Port of Long Beach Executive Director Mario Cordero echoed Seroka by suggesting the supply chain crisis is due to ocean carriers not unloading quickly enough. “With the escalating backlog of ships off the coast, we must take immediate action to prompt the rapid removal of containers from our marine terminals,” he told the Hill.

But a longshoreman, who works at California’s San Pedro Bay Port Complex, told Yahoo News the labor unions are responsible for not clearing the ports quickly enough to receive containers from the ships.

“They’re the ones who are not training: skilled positions,” Alfred the longshoreman said about the Pacific Maritime Association (PMA) union. “[That] means crane operators, top handler drivers, trans drivers,” said Alfred.

Alfred also revealed there is “not enough space” to offload the containers and stack it on the port for which the unions’ red tape is responsible. “There are truck drivers that come in and are waiting for a chassis and the company does not allow us to give them it,” Alfred continued.
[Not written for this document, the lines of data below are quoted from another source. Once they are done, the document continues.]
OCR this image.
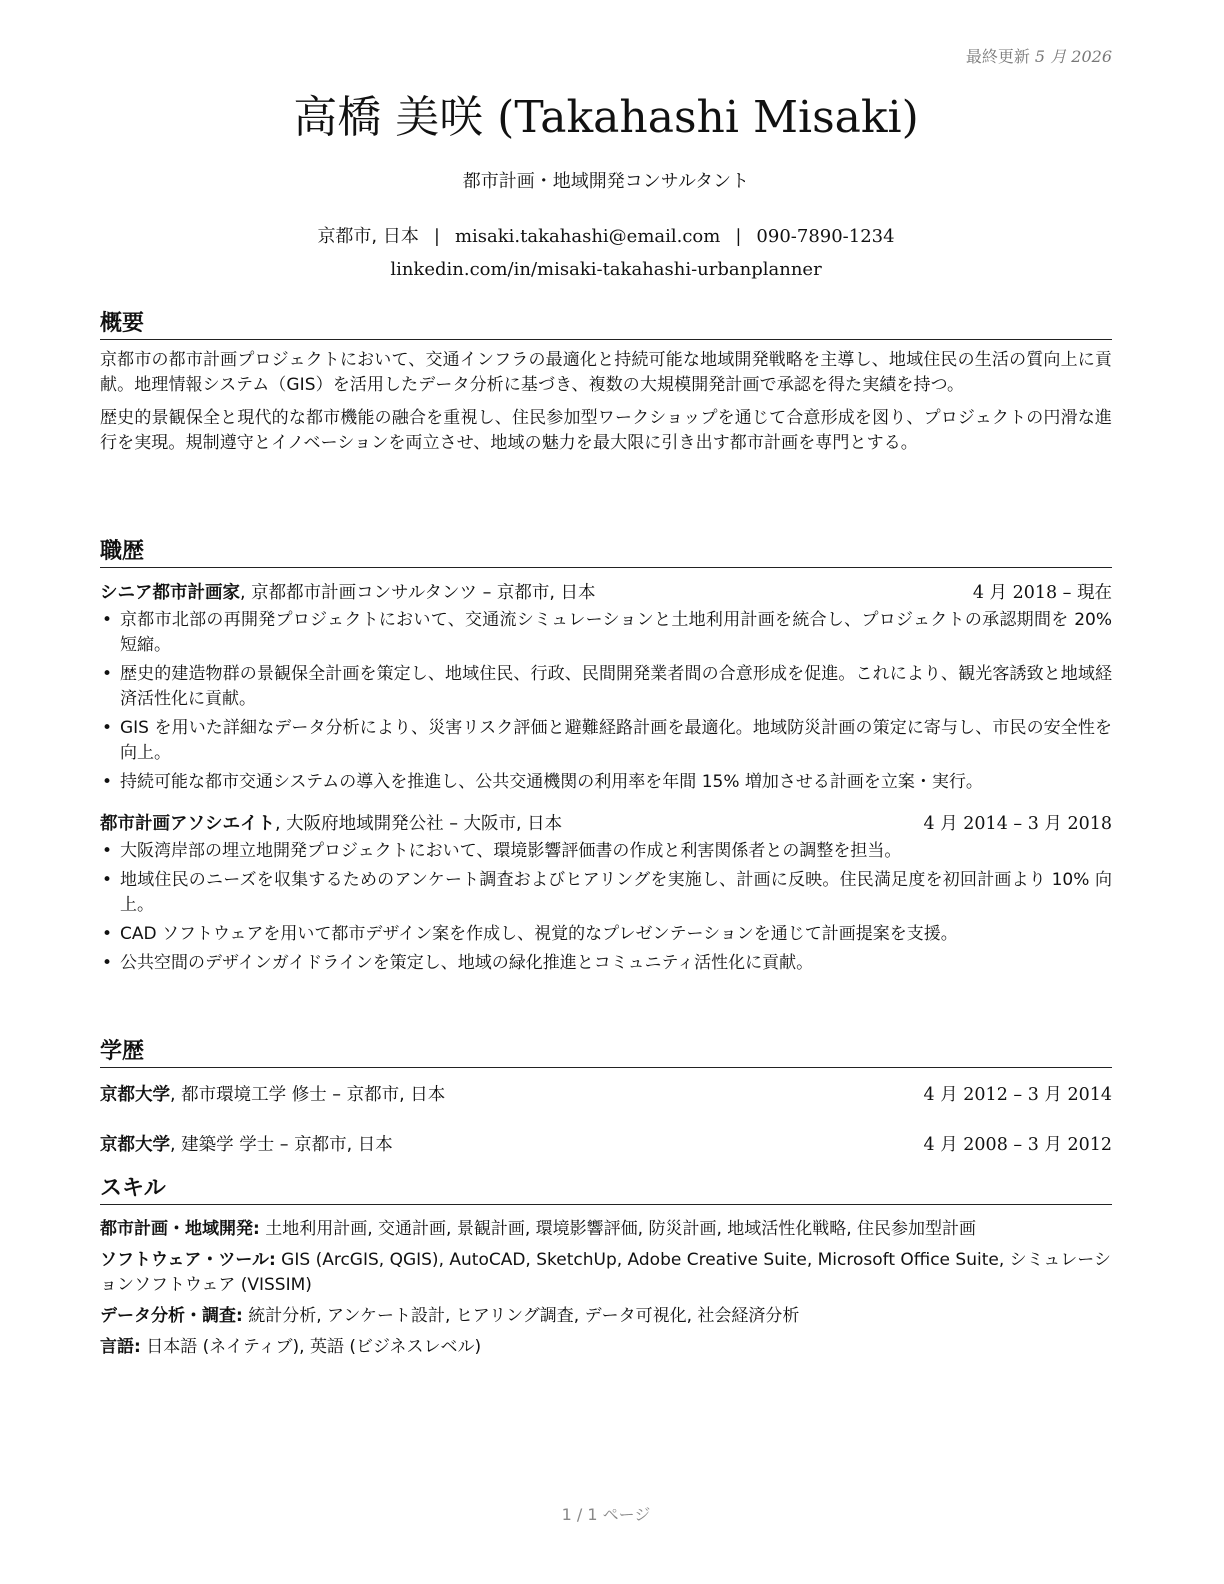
最終更新 5 月 2026
高橋 美咲 (Takahashi Misaki)
都市計画・地域開発コンサルタント
京都市, 日本 | misaki.takahashi@email.com | 090-7890-1234
linkedin.com/in/misaki-takahashi-urbanplanner
概要

京都市の都市計画プロジェクトにおいて、交通インフラの最適化と持続可能な地域開発戦略を主導し、地域住民の生活の質向上に貢献。地理情報システム（GIS）を活用したデータ分析に基づき、複数の大規模開発計画で承認を得た実績を持つ。

歴史的景観保全と現代的な都市機能の融合を重視し、住民参加型ワークショップを通じて合意形成を図り、プロジェクトの円滑な進行を実現。規制遵守とイノベーションを両立させ、地域の魅力を最大限に引き出す都市計画を専門とする。

職歴
シニア都市計画家, 京都都市計画コンサルタンツ – 京都市, 日本	4 月 2018 – 現在
• 京都市北部の再開発プロジェクトにおいて、交通流シミュレーションと土地利用計画を統合し、プロジェクトの承認期間を 20% 短縮。
• 歴史的建造物群の景観保全計画を策定し、地域住民、行政、民間開発業者間の合意形成を促進。これにより、観光客誘致と地域経済活性化に貢献。
• GIS を用いた詳細なデータ分析により、災害リスク評価と避難経路計画を最適化。地域防災計画の策定に寄与し、市民の安全性を向上。
• 持続可能な都市交通システムの導入を推進し、公共交通機関の利用率を年間 15% 増加させる計画を立案・実行。
都市計画アソシエイト, 大阪府地域開発公社 – 大阪市, 日本	4 月 2014 – 3 月 2018
• 大阪湾岸部の埋立地開発プロジェクトにおいて、環境影響評価書の作成と利害関係者との調整を担当。
• 地域住民のニーズを収集するためのアンケート調査およびヒアリングを実施し、計画に反映。住民満足度を初回計画より 10% 向上。
• CAD ソフトウェアを用いて都市デザイン案を作成し、視覚的なプレゼンテーションを通じて計画提案を支援。
• 公共空間のデザインガイドラインを策定し、地域の緑化推進とコミュニティ活性化に貢献。
学歴
京都大学, 都市環境工学 修士 – 京都市, 日本	4 月 2012 – 3 月 2014
京都大学, 建築学 学士 – 京都市, 日本	4 月 2008 – 3 月 2012
スキル
都市計画・地域開発: 土地利用計画, 交通計画, 景観計画, 環境影響評価, 防災計画, 地域活性化戦略, 住民参加型計画
ソフトウェア・ツール: GIS (ArcGIS, QGIS), AutoCAD, SketchUp, Adobe Creative Suite, Microsoft Office Suite, シミュレーションソフトウェア (VISSIM)
データ分析・調査: 統計分析, アンケート設計, ヒアリング調査, データ可視化, 社会経済分析
言語: 日本語 (ネイティブ), 英語 (ビジネスレベル)
1 / 1 ページ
Carlos Rameriz, a truck driver familiar with the backlog at the port, told Yahoo News the ports are not releasing the piled up containers to the drivers. “They’re not releasing anything from [the port],” said Rameriz. “It’s been the worst month I ever had.”
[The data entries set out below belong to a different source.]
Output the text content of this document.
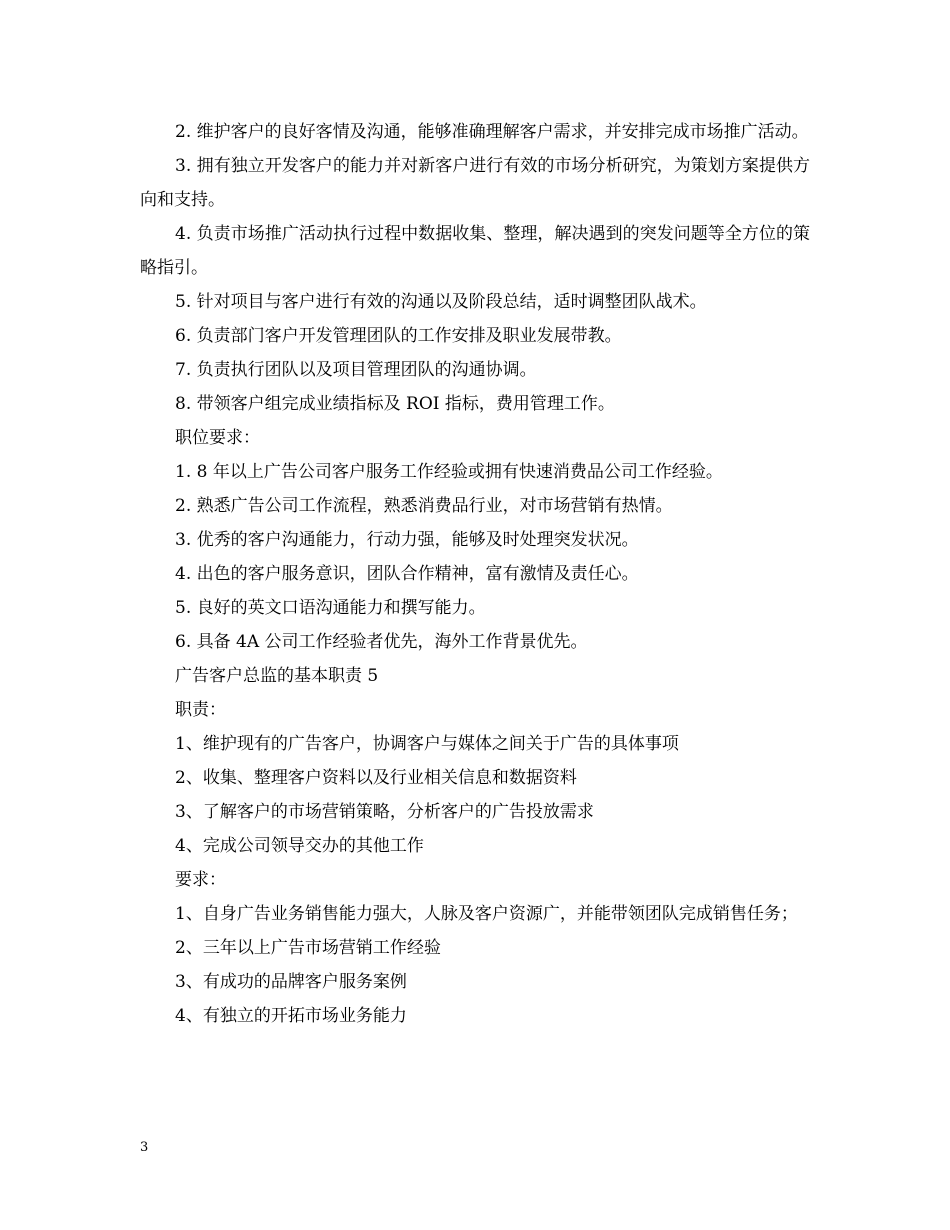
2. 维护客户的良好客情及沟通，能够准确理解客户需求，并安排完成市场推广活动。

3. 拥有独立开发客户的能力并对新客户进行有效的市场分析研究，为策划方案提供方向和支持。

4. 负责市场推广活动执行过程中数据收集、整理，解决遇到的突发问题等全方位的策略指引。

5. 针对项目与客户进行有效的沟通以及阶段总结，适时调整团队战术。

6. 负责部门客户开发管理团队的工作安排及职业发展带教。

7. 负责执行团队以及项目管理团队的沟通协调。

8. 带领客户组完成业绩指标及 ROI 指标，费用管理工作。

职位要求：

1. 8 年以上广告公司客户服务工作经验或拥有快速消费品公司工作经验。

2. 熟悉广告公司工作流程，熟悉消费品行业，对市场营销有热情。

3. 优秀的客户沟通能力，行动力强，能够及时处理突发状况。

4. 出色的客户服务意识，团队合作精神，富有激情及责任心。

5. 良好的英文口语沟通能力和撰写能力。

6. 具备 4A 公司工作经验者优先，海外工作背景优先。

广告客户总监的基本职责 5

职责：

1、维护现有的广告客户，协调客户与媒体之间关于广告的具体事项

2、收集、整理客户资料以及行业相关信息和数据资料

3、了解客户的市场营销策略，分析客户的广告投放需求

4、完成公司领导交办的其他工作

要求：

1、自身广告业务销售能力强大，人脉及客户资源广，并能带领团队完成销售任务；

2、三年以上广告市场营销工作经验

3、有成功的品牌客户服务案例

4、有独立的开拓市场业务能力

3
Rameriz added truckers like him are waiting three hours or longer to receive a container on their trucks. The drivers are at the “mercy of longshoremen who operate on their own schedule,” Rameriz said.
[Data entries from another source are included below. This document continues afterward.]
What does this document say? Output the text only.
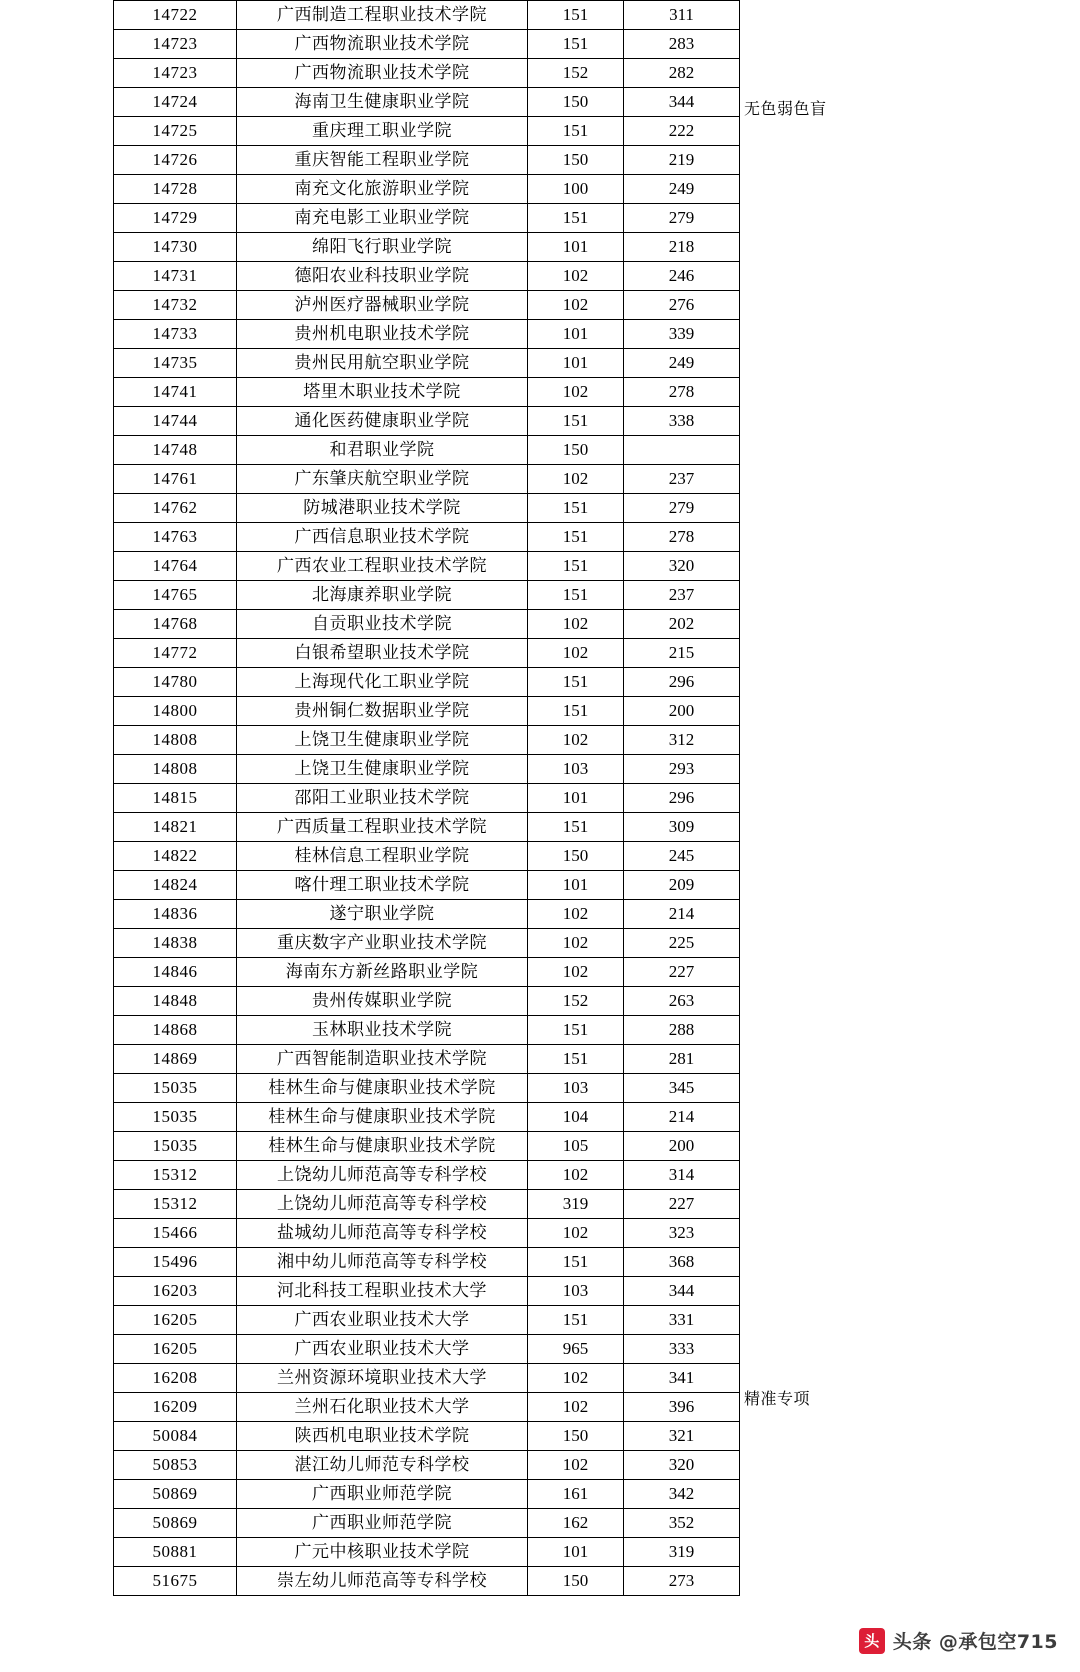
14722	广西制造工程职业技术学院	151	311
14723	广西物流职业技术学院	151	283
14723	广西物流职业技术学院	152	282
14724	海南卫生健康职业学院	150	344
14725	重庆理工职业学院	151	222
14726	重庆智能工程职业学院	150	219
14728	南充文化旅游职业学院	100	249
14729	南充电影工业职业学院	151	279
14730	绵阳飞行职业学院	101	218
14731	德阳农业科技职业学院	102	246
14732	泸州医疗器械职业学院	102	276
14733	贵州机电职业技术学院	101	339
14735	贵州民用航空职业学院	101	249
14741	塔里木职业技术学院	102	278
14744	通化医药健康职业学院	151	338
14748	和君职业学院	150	
14761	广东肇庆航空职业学院	102	237
14762	防城港职业技术学院	151	279
14763	广西信息职业技术学院	151	278
14764	广西农业工程职业技术学院	151	320
14765	北海康养职业学院	151	237
14768	自贡职业技术学院	102	202
14772	白银希望职业技术学院	102	215
14780	上海现代化工职业学院	151	296
14800	贵州铜仁数据职业学院	151	200
14808	上饶卫生健康职业学院	102	312
14808	上饶卫生健康职业学院	103	293
14815	邵阳工业职业技术学院	101	296
14821	广西质量工程职业技术学院	151	309
14822	桂林信息工程职业学院	150	245
14824	喀什理工职业技术学院	101	209
14836	遂宁职业学院	102	214
14838	重庆数字产业职业技术学院	102	225
14846	海南东方新丝路职业学院	102	227
14848	贵州传媒职业学院	152	263
14868	玉林职业技术学院	151	288
14869	广西智能制造职业技术学院	151	281
15035	桂林生命与健康职业技术学院	103	345
15035	桂林生命与健康职业技术学院	104	214
15035	桂林生命与健康职业技术学院	105	200
15312	上饶幼儿师范高等专科学校	102	314
15312	上饶幼儿师范高等专科学校	319	227
15466	盐城幼儿师范高等专科学校	102	323
15496	湘中幼儿师范高等专科学校	151	368
16203	河北科技工程职业技术大学	103	344
16205	广西农业职业技术大学	151	331
16205	广西农业职业技术大学	965	333
16208	兰州资源环境职业技术大学	102	341
16209	兰州石化职业技术大学	102	396
50084	陕西机电职业技术学院	150	321
50853	湛江幼儿师范专科学校	102	320
50869	广西职业师范学院	161	342
50869	广西职业师范学院	162	352
50881	广元中核职业技术学院	101	319
51675	崇左幼儿师范高等专科学校	150	273
头 头条 @承包空715
无色弱色盲
精准专项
The congestion at the ports has already led to shipping delays and price increases for the shipping companies. What used to take 40 days during Donald Trump’s administration to ship items from Asia to the United States now takes 73 days.

As a result, cargo shipping has increased many fold. In 2020, the price to ship a container from Asia to the west coast was $3,800. In October of 2021, the cost has increased to $17,000.

The impact of the supply chain crisis is that American families may experience the most expensive Thanksgiving celebration in the history of the holiday, the New York Times penned Monday.